As I read through the parashas, I was struck again and again by the incredible parallels in my own life at this time. Leaving your home, your friends, your extended family – and of course – your own parents is scary stuff. Even Abraham – our great patriarch - was scared that he wouldn’t have friends once he got there! (I am very blessed in that I do have amazing friends and family in Israel whom I adore). Abraham’s journey to the Land of Israel is not an easy one. He is tested again and again.
I think what did it for me though was the realization that even if things had worked out with said guy, the fact remains that there is something fundamentally missing for me in this country – in all countries, except Israel.

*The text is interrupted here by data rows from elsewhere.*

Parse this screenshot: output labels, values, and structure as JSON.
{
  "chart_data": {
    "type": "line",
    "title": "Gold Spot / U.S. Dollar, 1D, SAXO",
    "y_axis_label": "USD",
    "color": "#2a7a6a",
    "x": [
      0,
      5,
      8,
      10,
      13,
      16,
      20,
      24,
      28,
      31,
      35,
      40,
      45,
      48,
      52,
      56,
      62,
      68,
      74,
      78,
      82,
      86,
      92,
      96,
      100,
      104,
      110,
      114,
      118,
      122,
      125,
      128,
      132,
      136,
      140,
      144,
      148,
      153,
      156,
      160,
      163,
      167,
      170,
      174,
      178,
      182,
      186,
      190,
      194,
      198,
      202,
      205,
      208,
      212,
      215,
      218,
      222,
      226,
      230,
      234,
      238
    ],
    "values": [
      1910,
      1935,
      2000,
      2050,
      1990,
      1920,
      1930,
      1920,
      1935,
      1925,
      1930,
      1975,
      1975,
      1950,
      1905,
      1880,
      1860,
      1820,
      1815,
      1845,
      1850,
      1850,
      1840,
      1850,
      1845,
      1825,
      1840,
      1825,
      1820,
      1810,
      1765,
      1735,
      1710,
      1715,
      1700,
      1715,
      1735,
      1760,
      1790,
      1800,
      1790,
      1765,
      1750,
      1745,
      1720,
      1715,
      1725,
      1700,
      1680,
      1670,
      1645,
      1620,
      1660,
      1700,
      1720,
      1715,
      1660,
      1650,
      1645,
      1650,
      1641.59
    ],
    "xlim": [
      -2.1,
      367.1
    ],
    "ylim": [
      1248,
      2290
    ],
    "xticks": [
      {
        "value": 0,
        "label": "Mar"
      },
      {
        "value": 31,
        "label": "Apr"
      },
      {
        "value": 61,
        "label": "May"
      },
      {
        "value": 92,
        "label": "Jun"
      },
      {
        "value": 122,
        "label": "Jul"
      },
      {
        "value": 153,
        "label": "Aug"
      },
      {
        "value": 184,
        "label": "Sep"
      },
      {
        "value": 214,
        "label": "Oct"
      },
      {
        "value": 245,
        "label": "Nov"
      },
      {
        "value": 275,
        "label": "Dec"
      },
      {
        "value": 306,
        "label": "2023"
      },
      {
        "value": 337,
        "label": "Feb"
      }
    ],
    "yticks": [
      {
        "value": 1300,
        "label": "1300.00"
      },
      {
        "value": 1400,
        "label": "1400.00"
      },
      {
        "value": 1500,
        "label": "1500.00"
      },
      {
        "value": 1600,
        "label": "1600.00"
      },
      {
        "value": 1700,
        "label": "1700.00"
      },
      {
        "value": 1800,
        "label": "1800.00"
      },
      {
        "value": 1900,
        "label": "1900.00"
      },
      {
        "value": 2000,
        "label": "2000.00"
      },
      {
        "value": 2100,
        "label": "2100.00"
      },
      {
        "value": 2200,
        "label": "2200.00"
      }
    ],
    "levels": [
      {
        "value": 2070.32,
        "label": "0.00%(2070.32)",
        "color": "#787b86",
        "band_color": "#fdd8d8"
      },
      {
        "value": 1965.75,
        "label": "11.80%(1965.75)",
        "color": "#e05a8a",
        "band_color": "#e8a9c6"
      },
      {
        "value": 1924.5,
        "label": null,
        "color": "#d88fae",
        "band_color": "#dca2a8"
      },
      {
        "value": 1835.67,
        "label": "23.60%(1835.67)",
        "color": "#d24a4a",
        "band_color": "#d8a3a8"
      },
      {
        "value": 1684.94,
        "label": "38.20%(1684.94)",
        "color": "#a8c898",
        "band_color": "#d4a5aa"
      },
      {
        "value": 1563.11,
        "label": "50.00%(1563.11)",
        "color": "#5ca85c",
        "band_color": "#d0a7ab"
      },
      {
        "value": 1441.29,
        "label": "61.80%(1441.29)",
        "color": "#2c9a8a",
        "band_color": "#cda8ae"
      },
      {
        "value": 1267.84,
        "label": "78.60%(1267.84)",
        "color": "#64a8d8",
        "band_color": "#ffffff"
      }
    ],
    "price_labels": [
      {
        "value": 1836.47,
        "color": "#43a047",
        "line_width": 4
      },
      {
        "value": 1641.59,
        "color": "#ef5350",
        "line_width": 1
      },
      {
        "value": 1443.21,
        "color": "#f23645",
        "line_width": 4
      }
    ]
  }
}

It’s not something I can easily define. I am really not all that religious, although I may be a card-carrying Zionist now, I certainly was not brought up with that as an influence and no amount of logic could explain why I would want to give up my home, great job and leave my family and friends behind. At least in Israel I will be around lots of people just like me (i.e. other meshugenahs!)
Above all, I realised this: the first thing I must do is “get my house in order”. I need to lay down my hat and call it home. Only then will I be at peace and only then will my true destiny be able to knock on my door and say, “welcome home.”